Symmetry-Mismatch-Induced Ferromagnetism in the Interfacial Layers of CaRuO3/SrTiO3 Superlattices

By modifying the entangled multi-degrees of freedom of transition-metal oxides, interlayer coupling usually produces interfacial phases with unusual functionalities. Herein, a symmetry-mismatch-driven interfacial phase transition from paramagnetic to ferromagnetic state is reported. By constructing superlattices using CaRuO3 and SrTiO3, two oxides with different oxygen octahedron networks, the tilting/rotation of oxygen octahedra near interface is tuned dramatically, causing an angle increase from approximate to 150 degrees to approximate to 165 degrees for the Ru-O-Ru bond. This in turn drives the interfacial layer of CaRuO3, approximate to 3 unit cells in thickness, from paramagnetic into ferromagnetic state.

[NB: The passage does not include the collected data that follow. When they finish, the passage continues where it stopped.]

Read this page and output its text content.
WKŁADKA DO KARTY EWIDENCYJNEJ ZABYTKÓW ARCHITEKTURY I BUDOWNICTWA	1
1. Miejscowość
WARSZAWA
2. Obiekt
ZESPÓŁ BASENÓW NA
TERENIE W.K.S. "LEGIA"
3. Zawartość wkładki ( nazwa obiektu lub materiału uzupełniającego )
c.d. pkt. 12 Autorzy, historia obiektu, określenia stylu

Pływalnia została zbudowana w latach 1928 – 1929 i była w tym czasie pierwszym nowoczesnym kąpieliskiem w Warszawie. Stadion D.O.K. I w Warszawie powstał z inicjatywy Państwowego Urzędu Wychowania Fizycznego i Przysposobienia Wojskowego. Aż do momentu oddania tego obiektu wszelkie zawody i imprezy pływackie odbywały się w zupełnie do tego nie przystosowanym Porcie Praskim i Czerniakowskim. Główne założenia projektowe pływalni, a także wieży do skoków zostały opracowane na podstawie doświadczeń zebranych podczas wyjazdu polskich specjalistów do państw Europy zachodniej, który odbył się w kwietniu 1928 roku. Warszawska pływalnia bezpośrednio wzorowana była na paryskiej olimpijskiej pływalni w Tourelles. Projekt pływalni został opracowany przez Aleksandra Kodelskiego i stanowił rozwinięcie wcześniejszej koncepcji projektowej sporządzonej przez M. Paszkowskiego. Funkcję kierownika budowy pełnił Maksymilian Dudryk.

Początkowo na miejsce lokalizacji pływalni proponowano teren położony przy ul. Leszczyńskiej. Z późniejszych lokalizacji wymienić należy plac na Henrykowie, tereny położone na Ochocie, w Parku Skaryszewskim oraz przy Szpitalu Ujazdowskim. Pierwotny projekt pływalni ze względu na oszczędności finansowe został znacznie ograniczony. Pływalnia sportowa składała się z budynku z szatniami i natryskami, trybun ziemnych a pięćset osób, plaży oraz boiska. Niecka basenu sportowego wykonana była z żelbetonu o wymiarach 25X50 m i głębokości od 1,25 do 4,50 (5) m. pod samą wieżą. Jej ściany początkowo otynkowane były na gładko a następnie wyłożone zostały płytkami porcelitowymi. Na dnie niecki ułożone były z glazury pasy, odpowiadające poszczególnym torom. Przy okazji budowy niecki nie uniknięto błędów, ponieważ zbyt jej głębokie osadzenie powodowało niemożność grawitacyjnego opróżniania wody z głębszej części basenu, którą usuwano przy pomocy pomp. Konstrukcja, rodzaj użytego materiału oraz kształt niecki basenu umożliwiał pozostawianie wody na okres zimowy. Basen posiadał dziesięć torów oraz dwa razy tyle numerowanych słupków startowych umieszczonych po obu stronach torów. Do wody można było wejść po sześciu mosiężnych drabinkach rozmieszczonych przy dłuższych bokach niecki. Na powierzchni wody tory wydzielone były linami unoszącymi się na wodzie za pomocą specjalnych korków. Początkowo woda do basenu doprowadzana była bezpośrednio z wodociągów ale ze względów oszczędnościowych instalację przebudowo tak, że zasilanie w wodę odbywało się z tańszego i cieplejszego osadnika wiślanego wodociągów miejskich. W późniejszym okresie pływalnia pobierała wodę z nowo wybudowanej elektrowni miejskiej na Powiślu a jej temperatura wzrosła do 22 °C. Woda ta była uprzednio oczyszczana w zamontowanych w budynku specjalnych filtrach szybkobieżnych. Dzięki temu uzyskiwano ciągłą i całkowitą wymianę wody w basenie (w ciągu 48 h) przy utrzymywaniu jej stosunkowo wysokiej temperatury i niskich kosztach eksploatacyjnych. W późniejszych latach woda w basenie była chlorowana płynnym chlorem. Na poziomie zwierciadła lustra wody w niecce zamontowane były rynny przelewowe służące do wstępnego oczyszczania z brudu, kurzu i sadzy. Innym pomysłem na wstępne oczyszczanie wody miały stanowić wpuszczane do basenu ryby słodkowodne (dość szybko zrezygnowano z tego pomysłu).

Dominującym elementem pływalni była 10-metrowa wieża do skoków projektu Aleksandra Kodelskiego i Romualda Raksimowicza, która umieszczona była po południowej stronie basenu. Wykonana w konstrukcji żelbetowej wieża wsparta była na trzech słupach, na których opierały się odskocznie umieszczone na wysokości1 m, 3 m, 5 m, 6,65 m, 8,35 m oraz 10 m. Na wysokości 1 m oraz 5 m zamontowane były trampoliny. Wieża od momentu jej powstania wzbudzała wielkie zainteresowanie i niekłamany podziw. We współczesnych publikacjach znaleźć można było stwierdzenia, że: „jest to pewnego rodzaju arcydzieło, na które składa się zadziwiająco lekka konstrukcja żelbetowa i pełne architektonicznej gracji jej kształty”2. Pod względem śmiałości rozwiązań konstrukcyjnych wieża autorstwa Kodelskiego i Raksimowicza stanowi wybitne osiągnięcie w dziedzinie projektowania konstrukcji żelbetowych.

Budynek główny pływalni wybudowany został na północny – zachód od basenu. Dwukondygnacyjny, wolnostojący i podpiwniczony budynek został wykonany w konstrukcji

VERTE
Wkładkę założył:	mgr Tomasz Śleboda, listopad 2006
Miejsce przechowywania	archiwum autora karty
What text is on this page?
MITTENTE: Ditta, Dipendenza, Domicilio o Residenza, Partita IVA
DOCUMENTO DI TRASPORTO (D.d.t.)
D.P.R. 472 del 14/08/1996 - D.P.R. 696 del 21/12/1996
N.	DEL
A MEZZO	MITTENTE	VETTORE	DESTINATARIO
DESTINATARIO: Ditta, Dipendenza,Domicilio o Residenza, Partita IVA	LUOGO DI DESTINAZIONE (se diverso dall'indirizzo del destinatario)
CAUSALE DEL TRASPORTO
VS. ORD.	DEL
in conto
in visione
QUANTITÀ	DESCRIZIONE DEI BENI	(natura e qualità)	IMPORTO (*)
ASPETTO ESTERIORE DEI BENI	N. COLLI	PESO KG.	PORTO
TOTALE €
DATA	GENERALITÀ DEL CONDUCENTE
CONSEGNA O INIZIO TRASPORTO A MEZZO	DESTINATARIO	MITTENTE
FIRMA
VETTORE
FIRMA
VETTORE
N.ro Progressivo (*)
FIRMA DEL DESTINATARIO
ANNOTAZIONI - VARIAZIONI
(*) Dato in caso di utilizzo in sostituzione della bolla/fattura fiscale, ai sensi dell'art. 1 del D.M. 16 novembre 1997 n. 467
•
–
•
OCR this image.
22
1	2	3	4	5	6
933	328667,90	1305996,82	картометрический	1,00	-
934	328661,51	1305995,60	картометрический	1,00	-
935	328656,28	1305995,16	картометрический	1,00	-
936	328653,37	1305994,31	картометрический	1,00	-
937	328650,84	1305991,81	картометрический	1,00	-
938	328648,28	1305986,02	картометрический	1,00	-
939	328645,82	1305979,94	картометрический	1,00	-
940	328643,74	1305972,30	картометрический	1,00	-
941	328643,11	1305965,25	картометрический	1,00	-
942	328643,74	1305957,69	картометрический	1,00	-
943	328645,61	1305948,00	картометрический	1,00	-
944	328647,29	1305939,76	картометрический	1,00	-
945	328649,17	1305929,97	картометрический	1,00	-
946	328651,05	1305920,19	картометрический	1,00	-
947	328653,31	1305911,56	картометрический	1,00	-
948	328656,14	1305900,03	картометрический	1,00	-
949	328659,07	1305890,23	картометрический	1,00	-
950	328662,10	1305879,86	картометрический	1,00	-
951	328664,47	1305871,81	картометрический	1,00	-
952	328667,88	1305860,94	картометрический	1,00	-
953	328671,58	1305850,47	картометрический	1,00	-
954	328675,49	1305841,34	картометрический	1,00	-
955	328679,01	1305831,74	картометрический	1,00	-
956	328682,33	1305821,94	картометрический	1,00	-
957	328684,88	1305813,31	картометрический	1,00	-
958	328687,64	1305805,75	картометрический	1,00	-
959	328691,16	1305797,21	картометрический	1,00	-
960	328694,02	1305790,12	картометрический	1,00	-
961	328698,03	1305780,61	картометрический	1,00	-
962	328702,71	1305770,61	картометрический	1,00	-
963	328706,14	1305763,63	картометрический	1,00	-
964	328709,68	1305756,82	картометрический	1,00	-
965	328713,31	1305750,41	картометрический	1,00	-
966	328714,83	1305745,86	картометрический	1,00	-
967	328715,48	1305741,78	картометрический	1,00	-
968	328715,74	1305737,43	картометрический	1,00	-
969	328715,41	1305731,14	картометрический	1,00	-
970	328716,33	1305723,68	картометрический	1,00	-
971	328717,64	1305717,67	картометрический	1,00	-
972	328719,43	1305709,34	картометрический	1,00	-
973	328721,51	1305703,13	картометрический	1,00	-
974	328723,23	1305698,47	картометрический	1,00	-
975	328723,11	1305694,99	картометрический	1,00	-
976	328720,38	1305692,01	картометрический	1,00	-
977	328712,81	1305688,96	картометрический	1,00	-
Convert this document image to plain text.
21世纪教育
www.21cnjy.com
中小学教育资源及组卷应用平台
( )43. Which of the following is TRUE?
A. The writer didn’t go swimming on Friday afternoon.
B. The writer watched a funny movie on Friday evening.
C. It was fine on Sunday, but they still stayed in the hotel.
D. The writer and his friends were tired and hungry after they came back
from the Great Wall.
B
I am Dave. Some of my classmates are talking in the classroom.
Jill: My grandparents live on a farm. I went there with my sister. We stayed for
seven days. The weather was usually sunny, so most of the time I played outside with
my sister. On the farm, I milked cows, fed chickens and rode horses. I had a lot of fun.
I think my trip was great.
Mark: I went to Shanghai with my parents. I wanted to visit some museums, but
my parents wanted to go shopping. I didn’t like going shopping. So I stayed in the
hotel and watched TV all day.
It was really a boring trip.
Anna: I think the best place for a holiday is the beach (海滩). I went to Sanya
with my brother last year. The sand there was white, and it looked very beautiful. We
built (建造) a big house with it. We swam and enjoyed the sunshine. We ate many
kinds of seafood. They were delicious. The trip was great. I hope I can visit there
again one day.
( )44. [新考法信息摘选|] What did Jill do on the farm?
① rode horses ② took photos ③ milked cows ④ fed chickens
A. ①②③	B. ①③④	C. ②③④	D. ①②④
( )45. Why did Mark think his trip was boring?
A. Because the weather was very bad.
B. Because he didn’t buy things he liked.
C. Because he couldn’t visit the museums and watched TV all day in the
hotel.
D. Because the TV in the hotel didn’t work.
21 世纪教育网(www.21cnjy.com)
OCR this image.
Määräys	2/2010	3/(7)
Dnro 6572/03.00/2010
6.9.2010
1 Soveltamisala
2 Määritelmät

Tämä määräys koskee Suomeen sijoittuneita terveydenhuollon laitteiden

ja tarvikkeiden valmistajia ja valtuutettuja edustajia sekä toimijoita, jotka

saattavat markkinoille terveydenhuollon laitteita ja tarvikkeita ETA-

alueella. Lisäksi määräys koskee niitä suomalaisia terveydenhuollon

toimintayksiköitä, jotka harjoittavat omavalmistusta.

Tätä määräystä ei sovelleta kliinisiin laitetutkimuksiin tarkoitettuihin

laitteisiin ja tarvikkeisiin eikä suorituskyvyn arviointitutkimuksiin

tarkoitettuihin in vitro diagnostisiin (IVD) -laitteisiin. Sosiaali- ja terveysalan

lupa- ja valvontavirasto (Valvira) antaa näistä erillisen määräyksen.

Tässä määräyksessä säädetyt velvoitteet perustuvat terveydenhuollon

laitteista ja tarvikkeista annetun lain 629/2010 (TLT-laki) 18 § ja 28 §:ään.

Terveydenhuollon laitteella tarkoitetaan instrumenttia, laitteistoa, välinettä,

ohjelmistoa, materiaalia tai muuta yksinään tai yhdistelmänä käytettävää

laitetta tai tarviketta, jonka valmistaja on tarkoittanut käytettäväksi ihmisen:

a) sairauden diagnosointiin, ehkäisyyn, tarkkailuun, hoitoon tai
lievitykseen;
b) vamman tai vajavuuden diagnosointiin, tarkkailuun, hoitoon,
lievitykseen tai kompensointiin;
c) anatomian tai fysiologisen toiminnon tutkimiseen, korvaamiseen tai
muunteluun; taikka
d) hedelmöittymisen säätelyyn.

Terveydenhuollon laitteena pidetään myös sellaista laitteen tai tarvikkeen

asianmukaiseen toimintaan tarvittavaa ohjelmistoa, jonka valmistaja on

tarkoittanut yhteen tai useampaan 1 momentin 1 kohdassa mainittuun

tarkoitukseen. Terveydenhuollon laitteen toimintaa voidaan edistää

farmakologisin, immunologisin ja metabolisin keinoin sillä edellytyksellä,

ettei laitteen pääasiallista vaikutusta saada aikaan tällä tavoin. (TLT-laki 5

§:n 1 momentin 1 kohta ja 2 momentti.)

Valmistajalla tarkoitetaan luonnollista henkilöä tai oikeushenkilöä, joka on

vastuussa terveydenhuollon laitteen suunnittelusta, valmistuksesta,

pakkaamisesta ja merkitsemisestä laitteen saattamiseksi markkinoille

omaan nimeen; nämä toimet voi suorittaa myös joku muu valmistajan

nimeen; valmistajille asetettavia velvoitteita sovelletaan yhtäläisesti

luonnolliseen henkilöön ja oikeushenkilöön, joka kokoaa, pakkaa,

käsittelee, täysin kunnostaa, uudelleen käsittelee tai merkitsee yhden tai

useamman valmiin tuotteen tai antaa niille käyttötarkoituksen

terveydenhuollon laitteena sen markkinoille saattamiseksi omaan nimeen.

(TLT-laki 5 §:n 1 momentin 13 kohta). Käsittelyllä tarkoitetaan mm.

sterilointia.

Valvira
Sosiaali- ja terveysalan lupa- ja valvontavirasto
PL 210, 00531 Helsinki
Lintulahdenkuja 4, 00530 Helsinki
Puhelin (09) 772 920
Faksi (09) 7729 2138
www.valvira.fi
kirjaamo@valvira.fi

The ferromagnetic order is robust, showing the highest Curie temperature of approximate to 120 K and the largest saturation magnetization of approximate to 0.7 mu(B) per formula unit. Density functional theory calculations show that the reduced tilting/rotation of RuO6 octahedra favors an itinerant ferromagnetic ground state. This work demonstrates an effective phase tuning by coupled octahedral rotations, offering a new approach to explore emergent materials with desired functionalities.

Automated summary

By modifying the entangled multi-degrees of freedom of transition-metal oxides, the symmetry-mismatch-driven interfacial phase transition from paramagnetic to ferromagnetic state is achieved in this work. The interfacial layer of CaRuO3, with approximately 3 unit cells in thickness, shows robust ferromagnetic order with a high Curie temperature of approximately 120 K and a large saturation magnetization of approximately 0.7 mu(B) per formula unit. Density functional theory calculations reveal that the reduced tilting/rotation of RuO6 octahedra favors an itinerant ferromagnetic ground state. This study demonstrates an effective approach to tune phases by coupled octahedral rotations and offers new opportunities for the exploration of emergent materials with desired functionalities.